Francis firmly believes the Flames will get a lot for Tkachuk, someone he called a top-five player in the NHL and a “unicorn” based on the attributes he brings to a team. He mentioned there was no way GM Brad Treliving will settle for the same kind of return Chicago did with Alex DeBrincat and believes Calgary can get a top-six player, a top prospect and a 1st or 2nd round pick.

Jordan Kyrou St. Louis Blues
Jordan Kyrou, St. Louis Blues (Jess Starr/The Hockey Writers)

If he’s right and the Blues are the ones giving that up, Jordan Kyrou‘s name seems to be the most logical fit. Sure, Vladimir Tarasenko is out there in trade talks but the Flames aren’t taking him in a Tkachuk deal — not at his age and with only one year left on his current deal. Tarasenko could be a throw-in because St. Louis would need to clear cap space and Calgary has it, but he’s not the centerpiece of the trade, not by a long shot.

From there, a prospect could be someone like Jake Neighbours, who hails from Alberta could be part of the package: Calgary might want to lean towards Canadian talent since two American-born players seem to be headed back to the U.S. The draft pick is what it is.

Why Would St. Louis Do This Now?

One of the questions people will ask is, ‘why would the Blues give up much of anything for Tkachuk if he’s inevitably bound to wind up there anyways?’ Maybe they don’t, but if they do, the answer will be certainty. If the Blues make the trade and know Tkachuk is on board to sign an eight-year extension, there’s no chance they lose him to a surprise team in free agency. If he’s already property of the Blues, they can give him the eighth year and the best deal.
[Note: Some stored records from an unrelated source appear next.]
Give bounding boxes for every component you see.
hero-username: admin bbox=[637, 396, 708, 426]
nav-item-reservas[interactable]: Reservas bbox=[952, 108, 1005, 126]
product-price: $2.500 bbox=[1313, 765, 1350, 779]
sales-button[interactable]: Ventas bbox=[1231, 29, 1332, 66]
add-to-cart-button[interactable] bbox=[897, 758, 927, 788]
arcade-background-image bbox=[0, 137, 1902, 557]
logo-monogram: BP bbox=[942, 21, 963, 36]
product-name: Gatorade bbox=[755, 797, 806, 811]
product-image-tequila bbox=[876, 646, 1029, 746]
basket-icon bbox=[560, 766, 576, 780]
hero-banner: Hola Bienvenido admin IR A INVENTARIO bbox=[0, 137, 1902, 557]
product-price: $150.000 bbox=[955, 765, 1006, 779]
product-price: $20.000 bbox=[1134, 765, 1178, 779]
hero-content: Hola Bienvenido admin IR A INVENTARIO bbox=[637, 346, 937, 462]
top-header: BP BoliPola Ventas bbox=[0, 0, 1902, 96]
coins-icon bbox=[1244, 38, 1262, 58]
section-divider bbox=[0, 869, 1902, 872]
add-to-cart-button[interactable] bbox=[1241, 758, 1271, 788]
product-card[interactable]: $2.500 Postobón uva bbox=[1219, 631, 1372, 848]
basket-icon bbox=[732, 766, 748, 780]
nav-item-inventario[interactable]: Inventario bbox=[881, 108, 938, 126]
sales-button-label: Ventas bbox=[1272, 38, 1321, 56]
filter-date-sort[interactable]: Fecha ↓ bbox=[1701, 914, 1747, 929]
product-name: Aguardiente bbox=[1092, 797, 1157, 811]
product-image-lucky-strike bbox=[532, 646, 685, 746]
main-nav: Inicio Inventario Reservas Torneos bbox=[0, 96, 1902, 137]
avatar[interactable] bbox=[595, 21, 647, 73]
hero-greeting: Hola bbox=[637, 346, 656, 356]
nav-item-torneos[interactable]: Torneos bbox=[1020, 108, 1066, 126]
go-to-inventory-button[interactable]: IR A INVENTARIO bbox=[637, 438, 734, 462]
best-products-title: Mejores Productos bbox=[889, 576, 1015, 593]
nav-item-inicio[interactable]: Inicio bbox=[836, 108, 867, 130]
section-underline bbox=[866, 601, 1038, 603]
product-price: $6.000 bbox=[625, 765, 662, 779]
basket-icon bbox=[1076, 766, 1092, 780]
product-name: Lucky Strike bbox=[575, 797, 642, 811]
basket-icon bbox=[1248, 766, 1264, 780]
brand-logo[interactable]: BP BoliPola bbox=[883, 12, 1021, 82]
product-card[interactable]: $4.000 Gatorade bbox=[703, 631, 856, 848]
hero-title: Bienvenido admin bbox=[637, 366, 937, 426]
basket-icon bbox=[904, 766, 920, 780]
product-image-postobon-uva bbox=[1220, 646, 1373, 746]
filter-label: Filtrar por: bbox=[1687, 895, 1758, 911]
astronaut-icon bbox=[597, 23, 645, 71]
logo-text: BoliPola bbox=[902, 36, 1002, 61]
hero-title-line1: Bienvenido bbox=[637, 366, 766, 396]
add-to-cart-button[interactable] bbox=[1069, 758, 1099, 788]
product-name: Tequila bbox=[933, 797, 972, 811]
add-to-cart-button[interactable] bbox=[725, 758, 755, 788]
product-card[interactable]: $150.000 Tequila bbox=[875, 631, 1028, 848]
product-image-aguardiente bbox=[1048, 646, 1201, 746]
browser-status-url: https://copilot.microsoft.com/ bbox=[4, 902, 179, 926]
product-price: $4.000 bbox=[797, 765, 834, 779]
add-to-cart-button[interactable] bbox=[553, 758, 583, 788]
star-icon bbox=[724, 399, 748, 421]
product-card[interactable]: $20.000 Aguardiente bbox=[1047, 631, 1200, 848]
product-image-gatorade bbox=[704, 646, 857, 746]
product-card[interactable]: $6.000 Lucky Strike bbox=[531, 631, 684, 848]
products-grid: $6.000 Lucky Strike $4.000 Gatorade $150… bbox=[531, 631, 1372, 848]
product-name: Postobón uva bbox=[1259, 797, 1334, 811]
If he isn’t, any team can offer seven years and another team could offer more money. As the hockey world just witnessed with Gaudreau signing in Columbus, anything is possible.

So too, they get him for next season instead of waiting a year. They’ve got Ryan O’Reilly signed for one more season and it’s hard to say what he’ll decide to do next offseason. As for including Kyrou in the trade, one could make the argument the Blues won’t be able to afford to keep both players (Tkachuk and Kyrou) anyways.